Selon le World Investment Report 2019 de la CNUCED, plus de 1 000 zones ont été créées au cours des cinq dernières années et au moins 500 autres sont en projet pour les années à venir.
L’institution souligne par ailleurs qu’une nouvelle vague de politiques industrielles et une concurrence accrue pour les investissements internationaux ont provoqué un boom de la création de zones économiques spéciales (ZES). Le nombre total de zones est passé de 4 000 il y a cinq ans, à près de 5 400, et plus de 500 nouvelles ZES sont en préparation.
Les zones industrielles, qui offrent des incitations fiscales et des réglementations rationalisées pour attirer les investissements directs étrangers (IDE), sont courantes dans la plupart des économies en développement et de nombreuses économies développées. Plus de 145 économies exploitent de telles zones aujourd’hui.
«De nombreux exemples de ZES ont joué un rôle clé dans la transformation des économies, la promotion d’une plus grande participation aux chaînes de valeur mondiales et le catalyseur de la modernisation industrielle», a déclaré le Secrétaire général de la CNUCED, Mukhisa Kituyi. «Cependant, chaque réussite a de nombreuses zones qui n’ont pas attiré l’afflux prévu d’investisseurs, certaines échouant devenant coûteuses», ajoute-t-il.
Les ZES sont en train de se remodeler, car elles vont au-delà de la fabrication pour attirer plus d’investissements, parallèlement aux mutations de l’économie mondiale. Certaines se concentrent sur de nouvelles industries, telles que la haute technologie, les services financiers ou le tourisme.
D’autres visent la performance environnementale, la commercialisation scientifique, le développement régional ou la régénération urbaine. Selon le rapport, la coopération internationale en matière de développement de zones est de plus en plus courante De nombreuses zones sont construites dans le cadre de partenariats bilatéraux.
Émergence des zones de développement régional
Les zones de développement régional et les zones transfrontalières couvrant deux ou trois pays sont également en train de devenir un élément de la coopération économique régionale.
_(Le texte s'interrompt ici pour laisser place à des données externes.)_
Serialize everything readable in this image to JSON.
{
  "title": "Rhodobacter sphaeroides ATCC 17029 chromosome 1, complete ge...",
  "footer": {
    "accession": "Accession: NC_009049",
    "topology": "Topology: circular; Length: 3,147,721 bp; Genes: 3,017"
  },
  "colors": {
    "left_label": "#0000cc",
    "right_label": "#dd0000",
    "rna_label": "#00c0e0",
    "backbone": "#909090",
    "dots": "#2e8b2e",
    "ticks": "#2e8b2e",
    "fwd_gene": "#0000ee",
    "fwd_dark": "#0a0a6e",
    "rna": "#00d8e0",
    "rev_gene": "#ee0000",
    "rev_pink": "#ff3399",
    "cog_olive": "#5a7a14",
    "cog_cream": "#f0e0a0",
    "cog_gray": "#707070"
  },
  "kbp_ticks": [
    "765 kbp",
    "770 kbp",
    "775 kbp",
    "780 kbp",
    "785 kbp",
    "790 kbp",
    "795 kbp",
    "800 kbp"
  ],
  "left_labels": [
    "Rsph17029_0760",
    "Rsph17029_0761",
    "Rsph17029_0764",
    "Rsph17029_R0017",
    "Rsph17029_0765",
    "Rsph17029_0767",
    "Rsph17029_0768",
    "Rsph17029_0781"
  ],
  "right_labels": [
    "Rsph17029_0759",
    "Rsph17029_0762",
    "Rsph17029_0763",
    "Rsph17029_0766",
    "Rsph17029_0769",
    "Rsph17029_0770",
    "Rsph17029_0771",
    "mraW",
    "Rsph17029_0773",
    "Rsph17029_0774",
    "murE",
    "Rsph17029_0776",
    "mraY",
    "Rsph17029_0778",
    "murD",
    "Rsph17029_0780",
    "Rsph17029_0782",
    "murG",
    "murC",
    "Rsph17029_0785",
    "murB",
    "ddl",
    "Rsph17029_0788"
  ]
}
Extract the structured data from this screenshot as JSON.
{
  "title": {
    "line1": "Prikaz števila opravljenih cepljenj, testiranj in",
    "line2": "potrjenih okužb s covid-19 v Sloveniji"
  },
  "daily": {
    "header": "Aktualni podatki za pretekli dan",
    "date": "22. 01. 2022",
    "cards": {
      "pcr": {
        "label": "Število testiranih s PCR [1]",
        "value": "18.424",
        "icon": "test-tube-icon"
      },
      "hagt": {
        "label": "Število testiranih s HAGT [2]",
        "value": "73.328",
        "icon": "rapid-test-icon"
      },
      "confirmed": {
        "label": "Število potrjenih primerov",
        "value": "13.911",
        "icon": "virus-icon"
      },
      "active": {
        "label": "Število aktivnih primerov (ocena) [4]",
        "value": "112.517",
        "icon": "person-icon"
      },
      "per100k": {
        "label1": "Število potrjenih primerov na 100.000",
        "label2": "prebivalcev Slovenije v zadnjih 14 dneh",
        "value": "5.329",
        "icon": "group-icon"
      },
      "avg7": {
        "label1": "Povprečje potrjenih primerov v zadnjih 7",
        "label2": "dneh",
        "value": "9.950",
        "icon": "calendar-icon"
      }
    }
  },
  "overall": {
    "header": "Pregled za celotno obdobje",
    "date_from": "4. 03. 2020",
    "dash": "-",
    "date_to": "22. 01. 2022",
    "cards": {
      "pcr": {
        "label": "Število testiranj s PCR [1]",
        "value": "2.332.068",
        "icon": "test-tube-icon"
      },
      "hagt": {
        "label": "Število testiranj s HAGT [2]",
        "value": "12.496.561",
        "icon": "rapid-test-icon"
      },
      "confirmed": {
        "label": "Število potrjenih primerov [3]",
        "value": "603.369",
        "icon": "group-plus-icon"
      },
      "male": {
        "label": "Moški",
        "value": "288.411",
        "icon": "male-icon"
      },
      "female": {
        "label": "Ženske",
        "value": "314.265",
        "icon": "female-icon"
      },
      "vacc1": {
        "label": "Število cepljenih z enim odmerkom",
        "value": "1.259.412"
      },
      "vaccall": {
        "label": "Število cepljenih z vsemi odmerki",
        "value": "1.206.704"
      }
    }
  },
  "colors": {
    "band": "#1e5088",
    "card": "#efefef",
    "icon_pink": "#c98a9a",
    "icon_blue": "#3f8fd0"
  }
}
Un exemple est la nouvelle zone transfrontalière comprenant le Burkina Faso, la Côte d’Ivoire et le Mali dans le triangle SKBo.
Le rapport observe que seuls quelques pays évaluent régulièrement les performances et l’impact économique de leurs ZES et propose donc un état des pertes et profits pour le développement durable des ZES afin de guider les décideurs dans la conception d’un système complet de suivi et d’évaluation.
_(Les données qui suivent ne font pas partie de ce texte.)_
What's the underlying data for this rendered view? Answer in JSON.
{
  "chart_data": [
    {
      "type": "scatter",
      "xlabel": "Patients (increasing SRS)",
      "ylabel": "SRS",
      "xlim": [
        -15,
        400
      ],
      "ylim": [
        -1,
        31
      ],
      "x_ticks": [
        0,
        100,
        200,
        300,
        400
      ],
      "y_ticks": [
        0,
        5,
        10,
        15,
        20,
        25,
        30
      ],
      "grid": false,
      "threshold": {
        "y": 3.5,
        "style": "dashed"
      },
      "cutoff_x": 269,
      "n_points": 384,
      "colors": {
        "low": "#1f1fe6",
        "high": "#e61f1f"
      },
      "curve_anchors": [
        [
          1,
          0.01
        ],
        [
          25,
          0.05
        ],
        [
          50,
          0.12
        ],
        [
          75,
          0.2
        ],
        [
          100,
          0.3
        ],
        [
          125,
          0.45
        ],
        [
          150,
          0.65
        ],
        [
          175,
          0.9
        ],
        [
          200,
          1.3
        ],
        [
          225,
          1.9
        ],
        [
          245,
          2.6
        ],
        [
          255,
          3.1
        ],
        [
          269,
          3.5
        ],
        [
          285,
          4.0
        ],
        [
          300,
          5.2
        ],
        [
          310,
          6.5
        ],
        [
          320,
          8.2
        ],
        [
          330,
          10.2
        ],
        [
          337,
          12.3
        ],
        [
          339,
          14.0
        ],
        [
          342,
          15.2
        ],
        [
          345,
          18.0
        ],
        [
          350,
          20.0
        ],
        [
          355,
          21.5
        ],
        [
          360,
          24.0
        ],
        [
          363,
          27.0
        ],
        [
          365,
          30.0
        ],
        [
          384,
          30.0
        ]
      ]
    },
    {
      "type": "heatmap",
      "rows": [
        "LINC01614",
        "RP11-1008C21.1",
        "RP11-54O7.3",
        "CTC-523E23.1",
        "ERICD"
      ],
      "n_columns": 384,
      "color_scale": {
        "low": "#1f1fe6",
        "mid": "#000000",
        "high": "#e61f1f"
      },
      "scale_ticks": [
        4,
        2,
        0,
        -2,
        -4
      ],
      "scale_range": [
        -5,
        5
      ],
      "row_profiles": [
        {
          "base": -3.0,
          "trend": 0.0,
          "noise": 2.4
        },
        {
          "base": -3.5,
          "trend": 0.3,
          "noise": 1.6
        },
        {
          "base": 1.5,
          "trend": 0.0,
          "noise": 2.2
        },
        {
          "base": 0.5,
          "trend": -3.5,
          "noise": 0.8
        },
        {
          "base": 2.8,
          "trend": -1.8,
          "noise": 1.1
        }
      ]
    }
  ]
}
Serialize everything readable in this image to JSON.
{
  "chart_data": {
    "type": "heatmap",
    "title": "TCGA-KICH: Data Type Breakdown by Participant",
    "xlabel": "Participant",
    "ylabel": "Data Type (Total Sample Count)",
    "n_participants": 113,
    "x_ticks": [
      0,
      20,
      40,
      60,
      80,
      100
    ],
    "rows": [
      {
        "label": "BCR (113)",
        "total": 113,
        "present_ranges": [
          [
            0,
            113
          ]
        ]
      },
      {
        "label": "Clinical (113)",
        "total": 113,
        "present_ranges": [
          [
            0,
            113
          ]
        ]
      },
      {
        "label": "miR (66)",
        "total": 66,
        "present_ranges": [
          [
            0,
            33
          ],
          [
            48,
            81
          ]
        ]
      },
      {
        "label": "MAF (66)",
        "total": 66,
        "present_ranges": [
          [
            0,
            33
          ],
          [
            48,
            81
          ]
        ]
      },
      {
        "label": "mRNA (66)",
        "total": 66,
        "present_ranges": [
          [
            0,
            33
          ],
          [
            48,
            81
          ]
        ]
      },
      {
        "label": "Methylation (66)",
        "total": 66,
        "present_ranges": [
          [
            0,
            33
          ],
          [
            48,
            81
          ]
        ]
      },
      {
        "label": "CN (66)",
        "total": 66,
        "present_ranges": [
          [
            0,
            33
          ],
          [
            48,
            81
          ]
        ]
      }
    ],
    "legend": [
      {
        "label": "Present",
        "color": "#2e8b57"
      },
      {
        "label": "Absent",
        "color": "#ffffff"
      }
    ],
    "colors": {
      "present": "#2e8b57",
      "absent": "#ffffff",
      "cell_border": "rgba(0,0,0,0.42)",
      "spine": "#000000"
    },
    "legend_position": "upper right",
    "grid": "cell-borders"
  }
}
Le rapport souligne la nécessité de la durabilité financière et fiscale des zones, car leur impact plus large sur la croissance économique peut prendre du temps à se matérialiser.
Les coûts initiaux élevés dus aux spécifications excessives, aux subventions pour les occupants de la zone et aux transferts aux régimes de zones des entreprises déjà en exploitation constituent les risques les plus importants pour la viabilité budgétaire.
Le rapport présente les enseignements tirés de la conception, des opérations et de la gouvernance des zones dans le but de minimiser les risques et d’optimiser l’impact de leurs zones sur le développement.
Le rapport signale également de nouveaux défis pour les ZES: la nécessité pour les ZES modernes d’apporter une contribution positive à la performance environnementale, sociale et en matière de gouvernance (ESG) de la base industrielle des pays.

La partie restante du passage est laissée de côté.